The drive won't be mounted at boot then.  eg:

/dev/ad1s1e              /some_mnt_dir     ufs  rw,noauto       2       2

You can then mount it with

mount /some_mnt_dir

and unmount with

umount /some_mnt_dir

hth,

Riley

> -----Original Message-----
> From: owner-freebsd-questions@FreeBSD.ORG
> [mailto:owner-freebsd-questions@FreeBSD.ORG]On Behalf Of Porter
> Sent: Friday, March 02, 2001 9:45 AM
> To: Artem Koutchine
> Cc: Christopher Farley; freebsd-questions@FreeBSD.ORG
> Subject: Re: Hot swap IDE device?
>
>
> Well, besides the implications of damaging the drive, which we'll assume
> is "fixed" because of the "kit",
> there's the fact that the drives are mounted.  I would think that with
> some hacking,
> you could get the drive to work like a cdrom.  With a cdrom you can
> unmount, change, and mount a new one.
> The only problem then, I would think, would be the BIOS freaking out
> because you just swapped
> a 500MB drive for a 7TB drive :)  I would have no clue how to go about
> this, my assumption is that you'd have
> to have a program that manipulate the BIOS, or a program to "bypass"
> anything the BIOS cares about.  I don't even know
> how much the BIOS has to do with the computer once it is fully booted,
> so these are just speculations.
> Michael Porter
> ocean@ecenet.com
>
> Artem Koutchine wrote:
>
> > This is a bad idea.
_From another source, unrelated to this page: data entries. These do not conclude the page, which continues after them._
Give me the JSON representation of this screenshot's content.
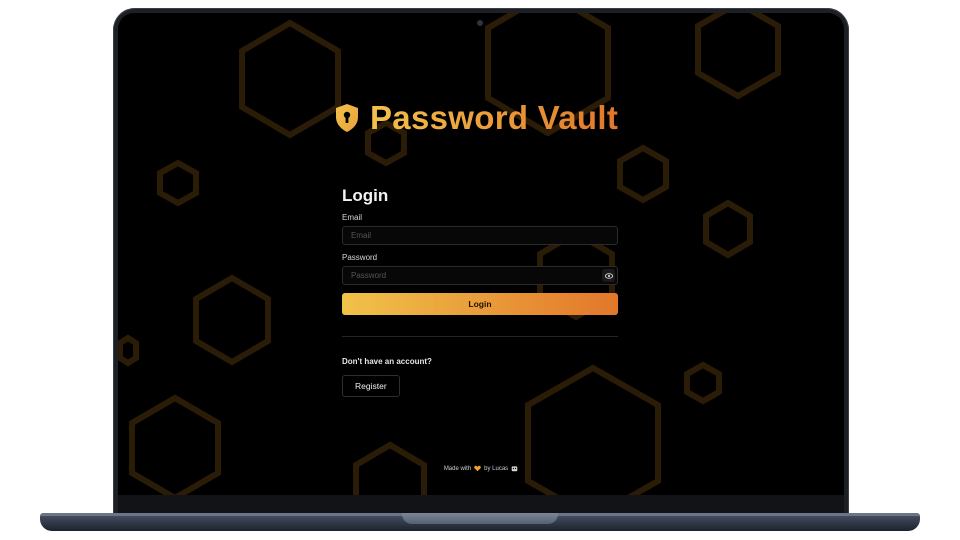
{
  "app": {
    "title": "Password Vault"
  },
  "login": {
    "heading": "Login",
    "email_label": "Email",
    "email_placeholder": "Email",
    "email_value": "",
    "password_label": "Password",
    "password_placeholder": "Password",
    "password_value": "",
    "submit_label": "Login"
  },
  "register": {
    "prompt": "Don't have an account?",
    "button_label": "Register"
  },
  "footer": {
    "made_with": "Made with",
    "made_with_icon": "heart-icon",
    "by": "by Lucas",
    "trailing_icon": "robot-icon"
  },
  "colors": {
    "accent_start": "#f3c14b",
    "accent_end": "#e2772a",
    "background": "#000000"
  }
}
IDE is not a plug-n-play (or to say
> > it right: HOT SWAP) bus.  You might disconnect
> > a drive more or less safely, but reconnecting a drive into
> > a working system can cause all kinds of troubles. And it
> > has nothing to do with FreeBSD. It is related to
> > electric schematic and interface standards. If you need
> > hot swap try: SCSI, USB, FireWire??? drives.
> > Regards,
> > Artem
> >
> > > Is there any way to get FreeBSD to add/remove an IDE device from a
> > > running system?
> > >
> > > I'm experimenting with a $15 removable IDE hard drive kit. I would
> > > ideally like to be able to power down the drive, remove it, insert
> > > a new drive (possibly a different manufacturer/capacity), power it
> > > up, and force FreeBSD to recognize the new IDE device.
> > > Is this possible?
> > > I assume I can swap identical drive models endlessly, and FreeBSD
> > would
> > > be none the wiser. However, two years down the road, it will be
> > impossible
> > > to replace a broken drive with the identical model.